The New York Times and Fortune Magazine featured his boutique. He made hats, he says, for stage productions including “Guys and Dolls” and “Wonderful Town,” and films including “The Untouchables,” “Dick Tracy,” and “Revolutionary Road.” (I could not independently verify all of Witkowski’s show and movie credits, but Broadway costume designer Martin Pakledinaz confirms Witkowski’s qualifications, saying Witkowski made dozens headpieces for “Thoroughly Modern Millie,” a 2002 musical for which Pakledinaz won the Tony Award for Best Costume Design.)
Today, Witkowski’s workshop is an explosion of color, with rolls of ribbon in oranges, azures, pinks and greens stacked in and overflowing from plastic tubs. In the front room where he meets customers, hat bodies — the raw, limp, unshaped felts he molds into headwear — sit in piles sorted by hue: chocolate, copper, nutmeg, burgundy, moss green, bone and navy blue.
Witkowski is old-fashioned. He sews satin linings and sheepskin leather sweatbands into hats instead of using glue. He maintains a Web site, but to order, clients must call, pay a visit, or mail in requests.
“To me, something like Gary’s store represents hope…It’s an artist and craft, and in a way, it sort of represents what the other businesses were back when the neighborhood was thriving,” says Christopher Byrd, co-founder of Broadway-Fillmore Alive, a group devoted to revitalizing the area and preserving its history. “That’s what you had — you had a lot of people running their own stores. There weren’t many chains.”
Witkowski talks fondly, too, of the old East Side.
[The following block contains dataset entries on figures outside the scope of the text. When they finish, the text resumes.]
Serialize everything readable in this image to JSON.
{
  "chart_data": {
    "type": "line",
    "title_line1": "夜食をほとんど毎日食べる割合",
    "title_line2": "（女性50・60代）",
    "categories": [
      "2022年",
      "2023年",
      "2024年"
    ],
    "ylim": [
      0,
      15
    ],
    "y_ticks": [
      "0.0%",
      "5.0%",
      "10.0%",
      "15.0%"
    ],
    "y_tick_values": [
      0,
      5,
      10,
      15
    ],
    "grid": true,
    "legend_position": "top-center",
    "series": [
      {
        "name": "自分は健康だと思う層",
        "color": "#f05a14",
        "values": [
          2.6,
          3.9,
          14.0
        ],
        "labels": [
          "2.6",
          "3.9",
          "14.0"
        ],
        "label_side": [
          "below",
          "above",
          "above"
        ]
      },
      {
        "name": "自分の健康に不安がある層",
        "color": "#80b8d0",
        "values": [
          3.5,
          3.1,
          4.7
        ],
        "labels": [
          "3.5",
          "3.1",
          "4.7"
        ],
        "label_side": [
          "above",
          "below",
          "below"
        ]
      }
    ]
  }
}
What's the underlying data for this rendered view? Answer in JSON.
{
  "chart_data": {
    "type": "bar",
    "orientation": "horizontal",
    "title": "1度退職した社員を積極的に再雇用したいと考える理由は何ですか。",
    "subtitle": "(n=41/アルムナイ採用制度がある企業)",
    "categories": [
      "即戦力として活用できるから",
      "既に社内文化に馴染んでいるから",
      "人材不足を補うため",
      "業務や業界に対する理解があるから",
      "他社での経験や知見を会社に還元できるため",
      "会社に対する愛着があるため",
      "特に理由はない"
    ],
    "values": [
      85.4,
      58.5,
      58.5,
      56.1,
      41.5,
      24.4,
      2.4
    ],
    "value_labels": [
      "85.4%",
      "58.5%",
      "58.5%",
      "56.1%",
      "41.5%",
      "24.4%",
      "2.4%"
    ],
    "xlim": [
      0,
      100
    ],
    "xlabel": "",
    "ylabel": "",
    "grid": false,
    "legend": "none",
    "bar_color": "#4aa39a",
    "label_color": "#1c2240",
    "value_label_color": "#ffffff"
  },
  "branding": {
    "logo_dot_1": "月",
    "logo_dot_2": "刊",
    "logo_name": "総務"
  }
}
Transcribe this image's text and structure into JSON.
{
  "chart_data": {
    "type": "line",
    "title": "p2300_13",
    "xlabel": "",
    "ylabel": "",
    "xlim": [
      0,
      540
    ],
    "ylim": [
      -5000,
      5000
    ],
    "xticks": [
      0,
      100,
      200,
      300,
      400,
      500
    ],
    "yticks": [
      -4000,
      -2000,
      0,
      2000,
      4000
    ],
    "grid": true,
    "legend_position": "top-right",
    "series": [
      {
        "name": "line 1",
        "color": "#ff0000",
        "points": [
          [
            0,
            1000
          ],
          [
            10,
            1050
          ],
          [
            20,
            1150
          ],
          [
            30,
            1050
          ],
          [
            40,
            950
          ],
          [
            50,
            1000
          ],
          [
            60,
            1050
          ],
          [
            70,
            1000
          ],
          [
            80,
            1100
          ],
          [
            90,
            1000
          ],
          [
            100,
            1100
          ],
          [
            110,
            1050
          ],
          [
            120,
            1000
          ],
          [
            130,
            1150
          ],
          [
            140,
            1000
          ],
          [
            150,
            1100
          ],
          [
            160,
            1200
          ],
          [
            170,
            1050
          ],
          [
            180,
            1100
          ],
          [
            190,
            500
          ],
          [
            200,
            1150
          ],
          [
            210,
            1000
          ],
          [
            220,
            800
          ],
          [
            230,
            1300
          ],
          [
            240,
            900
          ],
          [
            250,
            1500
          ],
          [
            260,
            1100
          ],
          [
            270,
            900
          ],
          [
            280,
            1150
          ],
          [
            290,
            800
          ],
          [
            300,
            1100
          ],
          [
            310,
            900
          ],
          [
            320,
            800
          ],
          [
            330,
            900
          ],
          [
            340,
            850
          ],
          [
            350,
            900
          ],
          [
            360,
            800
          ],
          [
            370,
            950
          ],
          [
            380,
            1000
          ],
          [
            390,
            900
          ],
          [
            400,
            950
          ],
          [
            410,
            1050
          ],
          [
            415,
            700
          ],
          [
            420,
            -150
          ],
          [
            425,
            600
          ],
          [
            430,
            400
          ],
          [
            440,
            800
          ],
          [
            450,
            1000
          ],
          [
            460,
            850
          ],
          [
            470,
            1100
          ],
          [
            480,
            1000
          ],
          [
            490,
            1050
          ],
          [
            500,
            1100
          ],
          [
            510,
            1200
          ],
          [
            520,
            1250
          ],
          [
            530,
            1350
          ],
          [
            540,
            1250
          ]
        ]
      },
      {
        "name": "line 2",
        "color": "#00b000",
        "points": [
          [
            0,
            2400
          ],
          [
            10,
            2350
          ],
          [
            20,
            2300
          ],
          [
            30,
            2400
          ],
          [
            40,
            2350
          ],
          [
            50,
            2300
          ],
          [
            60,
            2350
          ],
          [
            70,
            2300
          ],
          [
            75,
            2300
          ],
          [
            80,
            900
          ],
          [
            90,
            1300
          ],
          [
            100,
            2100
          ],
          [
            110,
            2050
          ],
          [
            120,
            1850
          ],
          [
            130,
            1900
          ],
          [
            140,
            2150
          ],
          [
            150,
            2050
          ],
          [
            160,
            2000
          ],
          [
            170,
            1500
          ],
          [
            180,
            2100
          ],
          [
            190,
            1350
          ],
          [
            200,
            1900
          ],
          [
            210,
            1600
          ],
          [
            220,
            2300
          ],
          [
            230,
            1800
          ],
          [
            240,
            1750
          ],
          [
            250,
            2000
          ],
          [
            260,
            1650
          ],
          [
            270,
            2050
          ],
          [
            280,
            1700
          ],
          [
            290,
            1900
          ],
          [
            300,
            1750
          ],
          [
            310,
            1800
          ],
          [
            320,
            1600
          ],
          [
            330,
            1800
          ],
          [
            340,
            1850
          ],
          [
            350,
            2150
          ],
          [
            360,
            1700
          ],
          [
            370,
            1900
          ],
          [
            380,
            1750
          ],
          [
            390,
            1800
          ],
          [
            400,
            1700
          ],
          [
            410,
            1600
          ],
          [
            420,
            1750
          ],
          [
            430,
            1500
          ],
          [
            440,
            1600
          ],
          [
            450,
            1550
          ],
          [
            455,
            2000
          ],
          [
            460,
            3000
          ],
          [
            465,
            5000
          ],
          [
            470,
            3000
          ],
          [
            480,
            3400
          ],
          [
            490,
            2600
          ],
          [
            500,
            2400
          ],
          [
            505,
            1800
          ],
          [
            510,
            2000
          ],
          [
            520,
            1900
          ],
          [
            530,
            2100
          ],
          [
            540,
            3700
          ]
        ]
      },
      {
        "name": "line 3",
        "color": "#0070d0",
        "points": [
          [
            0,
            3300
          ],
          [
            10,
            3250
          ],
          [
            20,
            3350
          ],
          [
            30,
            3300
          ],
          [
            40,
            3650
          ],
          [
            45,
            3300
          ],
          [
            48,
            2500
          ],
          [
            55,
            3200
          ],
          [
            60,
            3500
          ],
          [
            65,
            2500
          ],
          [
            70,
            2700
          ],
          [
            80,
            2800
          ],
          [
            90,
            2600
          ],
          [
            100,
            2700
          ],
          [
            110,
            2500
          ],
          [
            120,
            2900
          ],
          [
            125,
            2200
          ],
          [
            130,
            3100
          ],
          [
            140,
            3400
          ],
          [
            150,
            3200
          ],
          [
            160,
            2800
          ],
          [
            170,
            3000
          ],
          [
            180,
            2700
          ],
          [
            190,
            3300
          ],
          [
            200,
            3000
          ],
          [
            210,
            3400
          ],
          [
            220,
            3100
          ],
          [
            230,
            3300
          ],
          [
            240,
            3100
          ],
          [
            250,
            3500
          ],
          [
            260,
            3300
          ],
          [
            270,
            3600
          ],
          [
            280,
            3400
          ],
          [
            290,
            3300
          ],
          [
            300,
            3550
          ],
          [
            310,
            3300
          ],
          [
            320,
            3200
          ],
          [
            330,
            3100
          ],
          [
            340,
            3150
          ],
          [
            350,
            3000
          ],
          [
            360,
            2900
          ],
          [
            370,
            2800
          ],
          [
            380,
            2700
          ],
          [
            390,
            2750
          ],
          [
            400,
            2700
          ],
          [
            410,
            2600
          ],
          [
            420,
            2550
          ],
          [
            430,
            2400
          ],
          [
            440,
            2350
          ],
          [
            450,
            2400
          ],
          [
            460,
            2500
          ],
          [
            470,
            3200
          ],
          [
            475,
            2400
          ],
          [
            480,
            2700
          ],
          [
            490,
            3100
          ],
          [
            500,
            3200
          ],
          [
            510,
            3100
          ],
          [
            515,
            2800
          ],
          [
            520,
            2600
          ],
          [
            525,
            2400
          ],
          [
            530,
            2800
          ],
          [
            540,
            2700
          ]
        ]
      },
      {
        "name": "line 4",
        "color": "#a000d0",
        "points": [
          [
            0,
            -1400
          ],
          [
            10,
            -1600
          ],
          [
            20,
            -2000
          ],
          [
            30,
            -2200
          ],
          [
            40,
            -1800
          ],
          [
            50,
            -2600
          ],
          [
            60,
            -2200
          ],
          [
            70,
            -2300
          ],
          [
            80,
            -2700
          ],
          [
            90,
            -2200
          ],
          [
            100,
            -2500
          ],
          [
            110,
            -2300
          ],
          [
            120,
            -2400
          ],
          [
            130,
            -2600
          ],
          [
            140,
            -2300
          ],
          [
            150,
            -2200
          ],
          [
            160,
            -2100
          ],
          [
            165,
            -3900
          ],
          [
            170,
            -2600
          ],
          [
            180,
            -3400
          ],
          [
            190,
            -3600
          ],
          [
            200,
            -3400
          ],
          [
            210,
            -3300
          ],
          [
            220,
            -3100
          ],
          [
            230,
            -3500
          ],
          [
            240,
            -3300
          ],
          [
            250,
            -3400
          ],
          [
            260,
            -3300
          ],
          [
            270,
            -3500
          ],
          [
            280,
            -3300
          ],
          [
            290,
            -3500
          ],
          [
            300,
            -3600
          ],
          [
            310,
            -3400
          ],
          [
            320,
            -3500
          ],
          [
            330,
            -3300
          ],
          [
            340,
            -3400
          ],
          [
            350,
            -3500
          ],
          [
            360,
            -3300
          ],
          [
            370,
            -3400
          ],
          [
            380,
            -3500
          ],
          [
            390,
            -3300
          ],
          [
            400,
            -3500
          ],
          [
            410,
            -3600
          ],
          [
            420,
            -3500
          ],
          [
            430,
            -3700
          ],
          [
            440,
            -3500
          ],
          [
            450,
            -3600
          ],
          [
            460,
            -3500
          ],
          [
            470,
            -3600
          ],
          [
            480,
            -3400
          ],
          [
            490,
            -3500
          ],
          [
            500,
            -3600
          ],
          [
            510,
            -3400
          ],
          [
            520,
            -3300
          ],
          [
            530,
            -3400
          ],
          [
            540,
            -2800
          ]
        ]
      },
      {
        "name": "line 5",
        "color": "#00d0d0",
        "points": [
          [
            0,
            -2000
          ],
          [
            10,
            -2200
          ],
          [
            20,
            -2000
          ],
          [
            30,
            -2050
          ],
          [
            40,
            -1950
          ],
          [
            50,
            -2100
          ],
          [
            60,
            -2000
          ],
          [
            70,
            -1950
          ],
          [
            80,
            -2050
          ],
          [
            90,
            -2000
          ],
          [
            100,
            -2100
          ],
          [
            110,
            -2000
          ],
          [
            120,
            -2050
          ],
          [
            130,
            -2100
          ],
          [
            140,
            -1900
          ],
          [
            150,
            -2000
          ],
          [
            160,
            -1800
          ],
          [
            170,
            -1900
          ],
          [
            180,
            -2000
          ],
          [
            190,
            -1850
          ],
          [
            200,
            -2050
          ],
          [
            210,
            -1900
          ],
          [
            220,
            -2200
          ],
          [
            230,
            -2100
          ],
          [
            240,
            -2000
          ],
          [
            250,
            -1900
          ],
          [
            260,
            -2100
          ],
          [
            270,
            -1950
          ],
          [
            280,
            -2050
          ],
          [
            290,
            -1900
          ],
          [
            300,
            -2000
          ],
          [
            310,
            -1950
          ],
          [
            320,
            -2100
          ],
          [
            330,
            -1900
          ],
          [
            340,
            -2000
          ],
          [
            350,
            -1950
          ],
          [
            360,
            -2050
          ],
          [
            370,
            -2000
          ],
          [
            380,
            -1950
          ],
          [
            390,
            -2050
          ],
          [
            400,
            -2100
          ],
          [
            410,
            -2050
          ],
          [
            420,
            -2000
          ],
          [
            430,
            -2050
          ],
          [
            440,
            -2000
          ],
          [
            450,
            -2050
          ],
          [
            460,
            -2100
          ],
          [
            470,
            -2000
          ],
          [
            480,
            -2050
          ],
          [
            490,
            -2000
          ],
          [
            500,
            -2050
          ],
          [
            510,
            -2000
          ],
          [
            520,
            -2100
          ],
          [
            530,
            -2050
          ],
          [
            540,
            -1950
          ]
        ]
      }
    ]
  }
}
He remembers how when he started his business —when “I couldn’t give my hats away” — his only supporters were African American men in the area who were willing to pay to look their best at church and social events.
Today, glimmers of life give the community hope. Shoppers still descend each spring on the nearby Broadway Market to buy breads, meats, painted eggs, pierogi and boxes of twisted, sugar-coated chrusciki for Easter celebrations.
But in Broadway-Fillmore, lasting change can seem out of reach. Year after year, Witkowski has watched his neighborhood slip as politicians talk about developing the city’s waterfront and hand subsidies to corporations willing to locate in Western New York. He is among many entrepreneurs who believe Buffalo distributes small business grants unfairly. Rebuilding Broadway-Fillmore rises as a flashpoint in elections, but the reality is that the region’s leaders abandoned the area long ago, Witkowski says: “Too many promises, and not enough promises delivered.”
In his mind, Witkowski can still see the old Broadway, packed with the crowds that gave the neighborhood life. But, he says, “it means nothing anymore.” He looks outside, and the sidewalks are quiet. He need only walk next door to find a storefront with newspapers and wooden boards covering almost every window.
On the drive to work, Witkowski passes houses in such a state of decay that they look as if they have been turned inside-out, their wooden skeletons sketched, stark and ragged, on a gray Buffalo sky. The local vacancy rate is so high that the city has taken to demolishing unwanted homes, leaving behind a trash-ridden patchwork of urban prairie.
Half a mile from the Custom Hatter, the 17-story Central Terminal looms, a hulking, boarded-up brick ghost. The last train left the station, an art deco wonder, in October of 1979. Witkowski calls himself a holdout. But even he no longer believes the community will turn back around in his lifetime. After 55 years here, it could be time to move on.
Charlotte, the author of this story, works in the University at Buffalo’s communications office. This blog is independent of her job at UB, and she had not met Henry Louis Taylor Jr. prior to reporting for this article.